Abstract

Upware, about 15 km north of Cambridge, eastern England, was heavily involved in the ‘Coprolite’ Industry during the 19th century. Rich phosphate deposits especially at the base of the Lower Greensand (Early Cretaceous) were dug by hand and after processing supplied the Victorian agricultural industry with fertiliser. They were also a source of abundant reworked and indigenous fossils which feature in the original accounts and descriptions of the geology and palaeontology of the area including those in the classic award-winning Sedgwick Prize essays of Harris Teall in 1873 and Walter Keeping in 1879. Today, however, there are no permanent exposures of the Lower Greensand in the area. The sites of the original commercial excavations have been returned to agricultural land and traces of phosphatic lithoclasts and bioclasts may only be encountered in ploughed fields and the debris from animal burrows. In 2015 temporary trenches were dug by the authors in the base of the Lower Greensand Group, Woburn Sands Formation (Late Aptian). Much poorly bedded and phosphate depleted Woburn Sands was exposed which is attributed to backfilled ‘Coprolite’ workings. However, one site provided exposure of undisturbed Woburn Sands resting unconformably upon the Upware Limestone Member, West Walton Formation (mid-Oxfordian, Late Jurassic) and the feather edge of the Ampthill Clay Formation (mid-Late Oxfordian).
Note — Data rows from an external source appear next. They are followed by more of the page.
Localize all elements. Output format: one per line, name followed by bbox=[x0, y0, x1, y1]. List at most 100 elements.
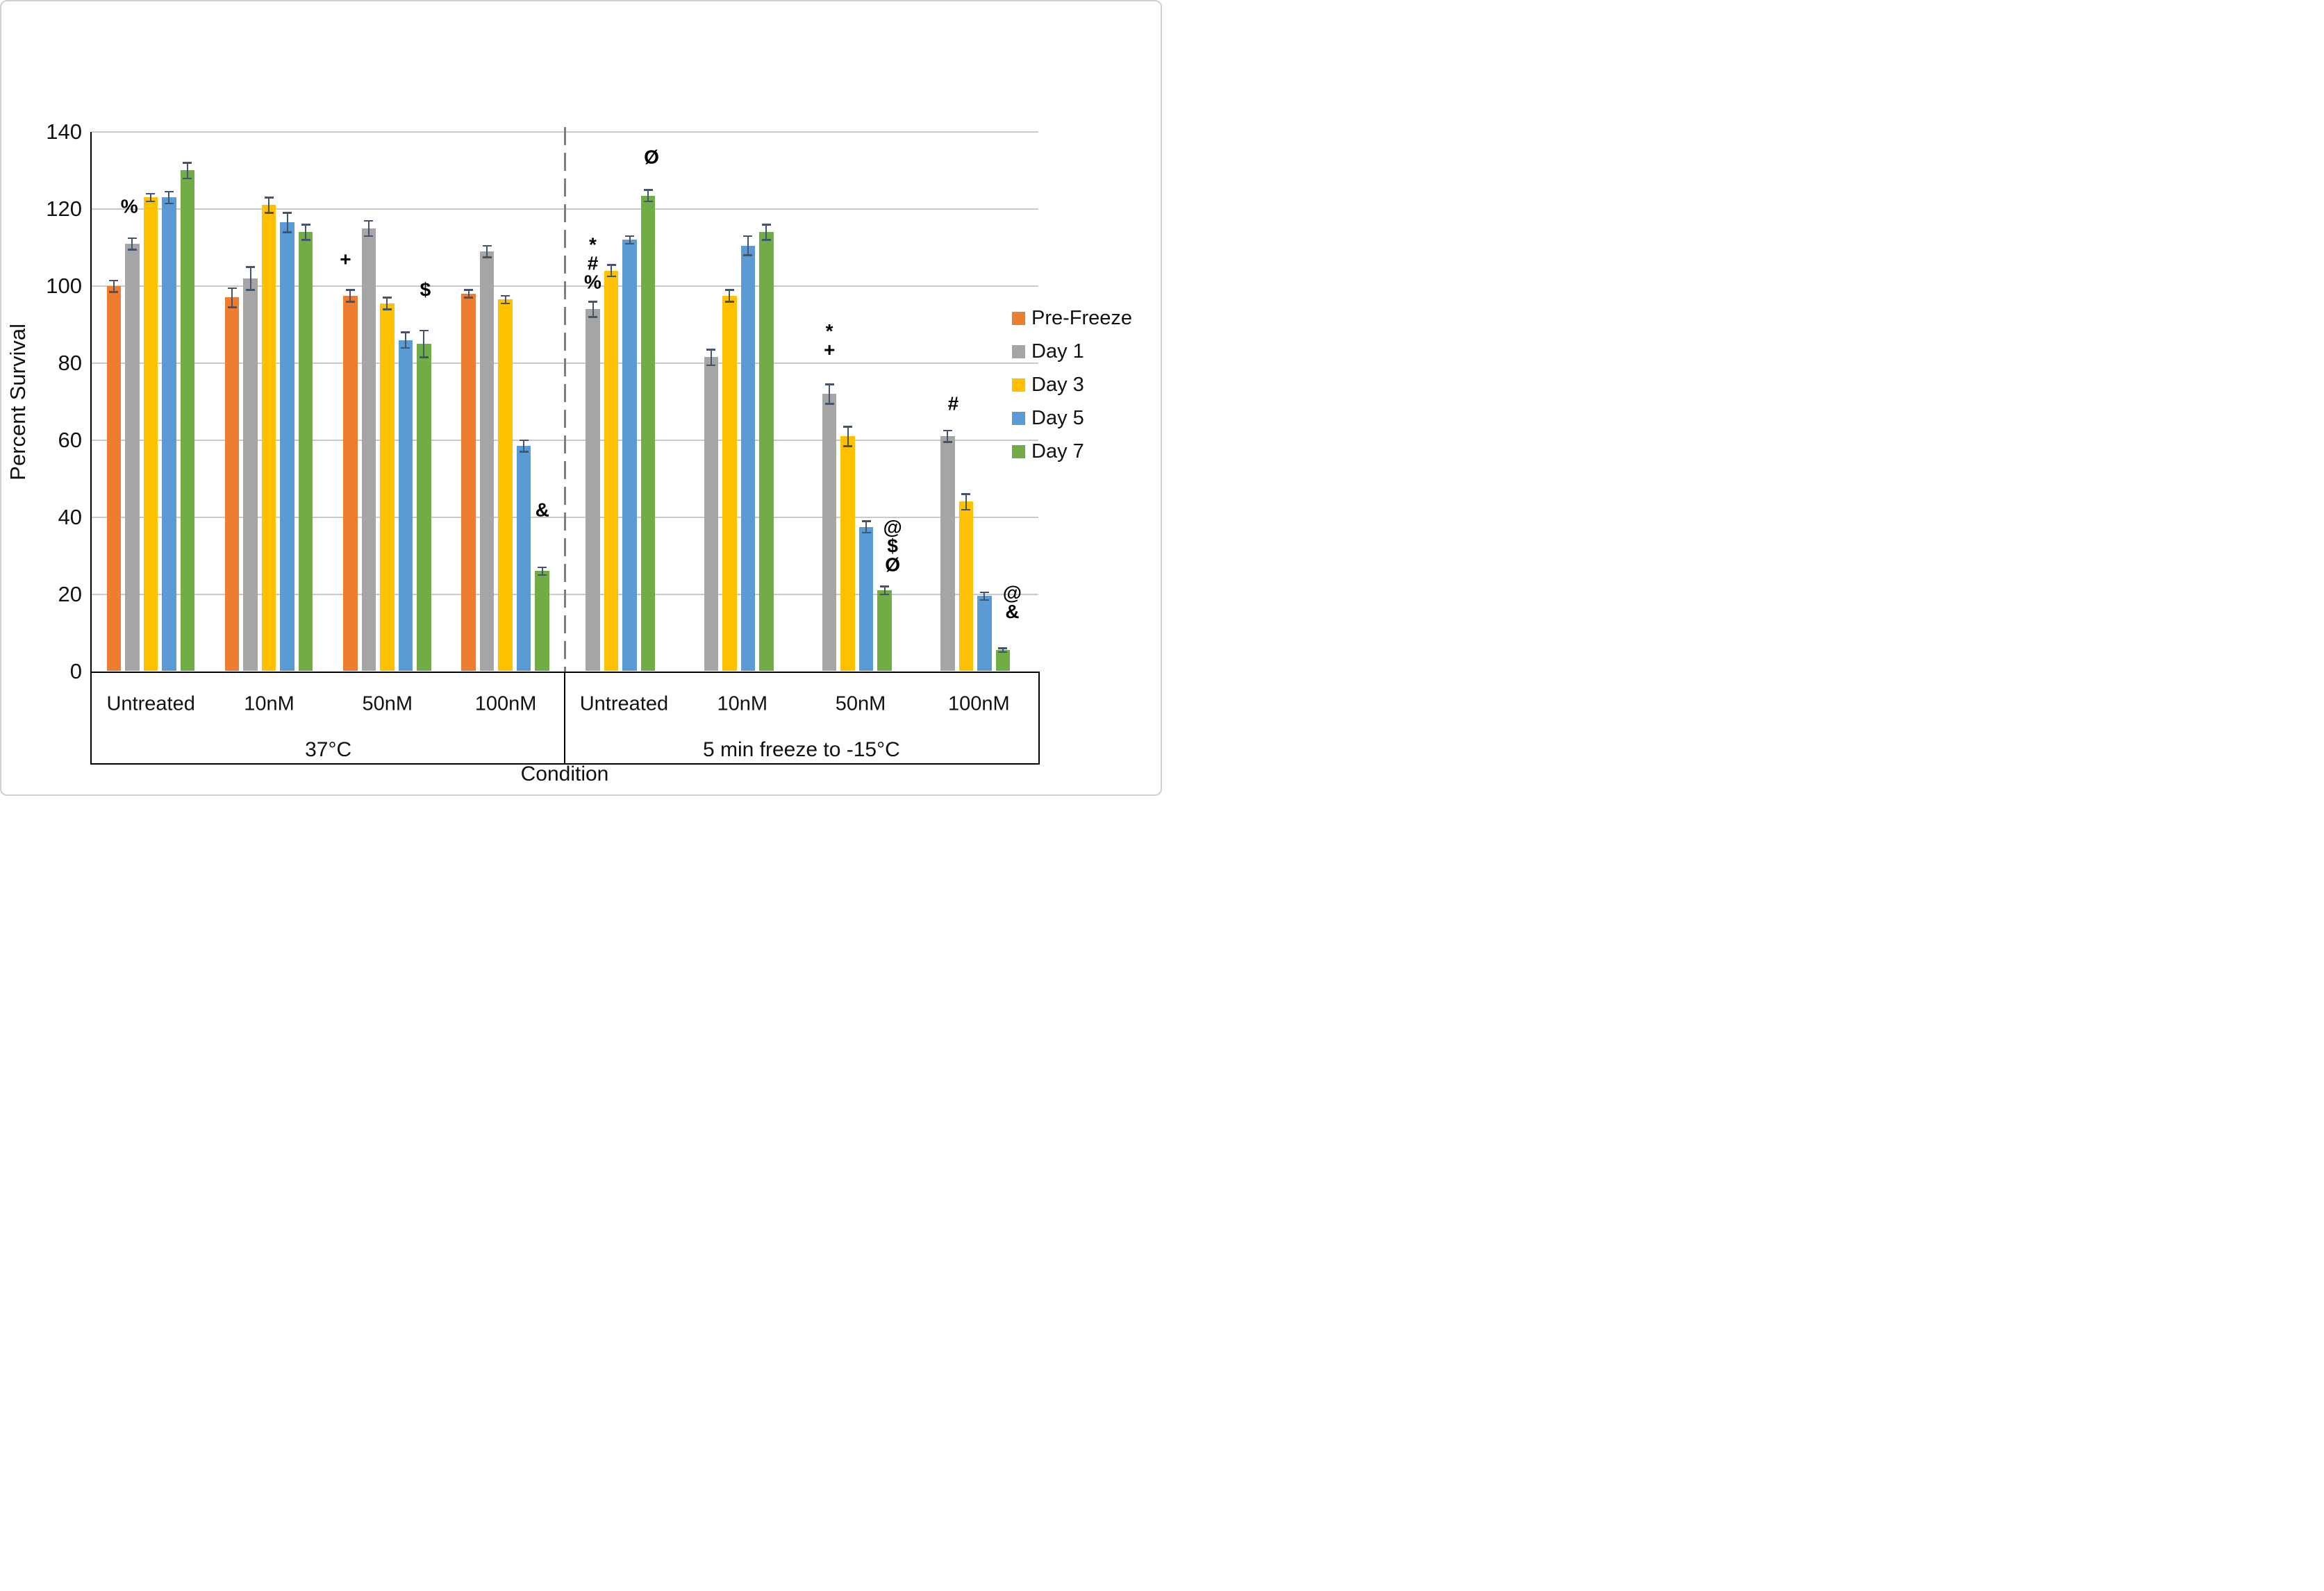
error-bar-cap bbox=[625, 235, 634, 238]
annotation-symbol: % bbox=[584, 271, 601, 293]
error-bar bbox=[592, 301, 594, 317]
annotation-&: & bbox=[536, 500, 549, 519]
error-bar-cap bbox=[109, 279, 119, 282]
legend-label: Pre-Freeze bbox=[1031, 306, 1133, 329]
condition-group-label: 37°C bbox=[305, 738, 352, 761]
error-bar bbox=[947, 430, 949, 442]
bar-37°C-Untreated-Day 5 bbox=[162, 197, 176, 672]
error-bar-cap bbox=[301, 239, 310, 241]
error-bar-cap bbox=[943, 441, 952, 443]
bar-37°C-10nM-Day 5 bbox=[280, 222, 294, 672]
error-bar-cap bbox=[643, 200, 653, 203]
error-bar-cap bbox=[538, 566, 547, 569]
y-tick-label: 140 bbox=[46, 119, 82, 144]
error-bar-cap bbox=[301, 224, 310, 226]
plot-area: 0 20 40 60 80 100 120 140% + $ & * #% Ø * + @ $ Ø # @ & Untrea… bbox=[1, 1, 1161, 794]
error-bar bbox=[983, 592, 986, 600]
error-bar bbox=[883, 586, 886, 594]
annotation-symbol: & bbox=[1005, 600, 1020, 622]
error-bar bbox=[367, 220, 370, 236]
error-bar-cap bbox=[164, 202, 174, 205]
category-axis-box-line bbox=[90, 671, 92, 763]
annotation-symbol: + bbox=[823, 338, 836, 360]
y-tick-label: 40 bbox=[58, 504, 82, 529]
error-bar bbox=[765, 224, 767, 240]
category-label-100nM: 100nM bbox=[474, 692, 537, 715]
error-bar-cap bbox=[880, 585, 890, 588]
x-axis-title: Condition bbox=[520, 763, 609, 785]
annotation-symbol: @ bbox=[883, 516, 902, 538]
bar-5 min freeze to -15°C-Untreated-Day 7 bbox=[640, 195, 656, 672]
bar-37°C-Untreated-Day 1 bbox=[125, 243, 140, 672]
error-bar-cap bbox=[146, 200, 156, 203]
bar-37°C-10nM-Day 7 bbox=[298, 232, 313, 672]
error-bar-cap bbox=[401, 331, 410, 333]
error-bar-cap bbox=[183, 177, 192, 180]
bar-37°C-100nM-Day 5 bbox=[516, 446, 531, 672]
category-axis-box-line bbox=[564, 671, 566, 763]
annotation-%: % bbox=[121, 197, 138, 216]
annotation-symbol: + bbox=[340, 248, 351, 270]
annotation-symbol: $ bbox=[887, 535, 898, 557]
error-bar-cap bbox=[861, 520, 871, 522]
error-bar-cap bbox=[861, 531, 871, 534]
bar-37°C-10nM-Day 1 bbox=[243, 278, 258, 672]
error-bar-cap bbox=[419, 356, 429, 358]
error-bar bbox=[486, 245, 488, 258]
error-bar-cap bbox=[482, 256, 492, 258]
error-bar-cap bbox=[961, 493, 971, 495]
annotation-symbol: Ø bbox=[644, 146, 659, 168]
bar-5 min freeze to -15°C-10nM-Day 7 bbox=[759, 232, 774, 672]
error-bar-cap bbox=[501, 302, 511, 305]
error-bar-cap bbox=[519, 439, 529, 442]
error-bar-cap bbox=[519, 451, 529, 453]
legend-label: Day 7 bbox=[1031, 440, 1084, 463]
bar-37°C-10nM-Pre-Freeze bbox=[224, 297, 240, 672]
bar-5 min freeze to -15°C-100nM-Day 5 bbox=[977, 596, 992, 672]
category-label-10nM: 10nM bbox=[717, 692, 767, 715]
error-bar-cap bbox=[345, 289, 355, 291]
error-bar-cap bbox=[246, 289, 256, 291]
error-bar bbox=[504, 295, 506, 303]
annotation-symbol: % bbox=[120, 195, 138, 217]
error-bar bbox=[305, 224, 307, 240]
error-bar bbox=[629, 235, 631, 244]
error-bar-cap bbox=[246, 266, 256, 268]
bar-37°C-100nM-Day 1 bbox=[479, 251, 495, 672]
error-bar-cap bbox=[127, 249, 137, 251]
error-bar-cap bbox=[743, 235, 753, 238]
bar-37°C-100nM-Pre-Freeze bbox=[461, 293, 476, 672]
error-bar-cap bbox=[979, 591, 989, 594]
error-bar-cap bbox=[164, 190, 174, 193]
bar-5 min freeze to -15°C-Untreated-Day 5 bbox=[622, 240, 637, 672]
error-bar bbox=[747, 235, 749, 256]
error-bar bbox=[611, 265, 612, 276]
annotation-$: $ bbox=[420, 280, 431, 299]
bar-5 min freeze to -15°C-Untreated-Day 1 bbox=[586, 309, 600, 672]
error-bar-cap bbox=[880, 593, 890, 596]
annotation-symbol: * bbox=[825, 319, 833, 342]
bar-37°C-50nM-Day 5 bbox=[398, 340, 413, 672]
error-bar-cap bbox=[606, 264, 616, 266]
error-bar-cap bbox=[761, 224, 771, 226]
y-tick-label: 120 bbox=[46, 196, 82, 221]
error-bar bbox=[467, 290, 470, 298]
annotation-symbol: & bbox=[535, 499, 549, 521]
y-tick-label: 80 bbox=[58, 350, 82, 375]
error-bar-cap bbox=[588, 301, 597, 303]
error-bar bbox=[168, 191, 170, 203]
y-axis-line bbox=[90, 132, 92, 672]
category-label-50nM: 50nM bbox=[835, 692, 886, 715]
bar-37°C-10nM-Day 3 bbox=[261, 205, 276, 672]
error-bar bbox=[647, 190, 649, 201]
error-bar bbox=[541, 567, 543, 575]
error-bar-cap bbox=[588, 316, 597, 318]
bar-37°C-50nM-Pre-Freeze bbox=[343, 295, 358, 672]
error-bar bbox=[249, 267, 251, 290]
y-tick-label: 60 bbox=[58, 427, 82, 452]
bar-37°C-50nM-Day 7 bbox=[417, 344, 431, 672]
annotation-symbol: * bbox=[589, 233, 597, 256]
x-axis-line bbox=[90, 671, 1038, 673]
error-bar bbox=[1002, 648, 1004, 652]
error-bar-cap bbox=[464, 289, 474, 291]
The sand contains rich concentrations of reworked phosphatised fossiliferous concretions of original Jurassic-Cretaceous boundary to mid-Aptian age and indigenous calcitic fossils, of Late Aptian age. This is the first time that in situ Woburn Sands have been exposed in the Upware area since the time of the coprolite workings and are documented photographically for the first time. A detailed stratigraphic succession has been recorded and new geological and palaeontological collections have been made from accurately known levels at a precisely known site. New observations allow us to re-evaluate the early geological accounts and provide the opportunity to discuss more closely the relationships of the reworked faunas of Oxfordian to Aptian age, and in particular we draw attention to those faunas with affinities to the Jurassic-Cretaceous boundary deposits of the Spilsby Basin to the north. This work confirms the basic accuracy of Keeping’s earlier seminal account.